Understanding Graph Isomorphism Network for rs-fMRI Functional Connectivity Analysis
This work addresses the interpretability challenge in applying GNNs to fMRI analysis for neuroscientists, though it is incremental as it adapts existing techniques to a specific domain.
The authors tackled the problem of explaining graph neural network (GNN) classification results in fMRI data by developing a framework using Graph Isomorphism Network (GIN) and adapting CNN-based saliency map techniques to visualize important brain regions. They validated the framework on large-scale rs-fMRI data for sex classification, showing that the saliency maps aligned with known neuroimaging evidence on sex differences.

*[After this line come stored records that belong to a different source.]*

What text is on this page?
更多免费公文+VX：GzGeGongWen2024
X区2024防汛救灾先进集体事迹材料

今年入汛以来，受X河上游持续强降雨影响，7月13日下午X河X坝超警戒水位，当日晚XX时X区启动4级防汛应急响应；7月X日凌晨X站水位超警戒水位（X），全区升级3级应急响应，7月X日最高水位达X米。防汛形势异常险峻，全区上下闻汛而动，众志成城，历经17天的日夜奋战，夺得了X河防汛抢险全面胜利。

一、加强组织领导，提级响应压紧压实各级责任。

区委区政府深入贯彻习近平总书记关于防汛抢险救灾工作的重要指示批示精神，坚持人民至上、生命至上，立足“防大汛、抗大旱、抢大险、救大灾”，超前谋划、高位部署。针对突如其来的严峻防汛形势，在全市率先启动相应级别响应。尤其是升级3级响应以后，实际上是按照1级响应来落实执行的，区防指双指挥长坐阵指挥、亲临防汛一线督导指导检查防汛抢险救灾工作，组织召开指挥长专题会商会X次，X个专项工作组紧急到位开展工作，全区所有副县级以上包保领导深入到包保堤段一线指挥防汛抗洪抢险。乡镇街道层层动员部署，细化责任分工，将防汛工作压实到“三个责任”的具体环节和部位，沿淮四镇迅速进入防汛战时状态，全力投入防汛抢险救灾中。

Graph neural networks (GNN) rely on graph operations that include neural network training for various graph related tasks. Recently, several attempts have been made to apply the GNNs to functional magnetic resonance image (fMRI) data. Despite recent progresses, a common limitation is its difficulty to explain the classification results in a neuroscientifically explainable way. Here, we develop a framework for analyzing the fMRI data using the Graph Isomorphism Network (GIN), which was recently proposed as a powerful GNN for graph classification. One of the important contributions of this paper is the observation that the GIN is a dual representation of convolutional neural network (CNN) in the graph space where the shift operation is defined using the adjacency matrix. This understanding enables us to exploit CNN-based saliency map techniques for the GNN, which we tailor to the proposed GIN with one-hot encoding, to visualize the important regions of the brain. We validate our proposed framework using large-scale resting-state fMRI (rs-fMRI) data for classifying the sex of the subject based on the graph structure of the brain. The experiment was consistent with our expectation such that the obtained saliency map show high correspondence with previous neuroimaging evidences related to sex differences.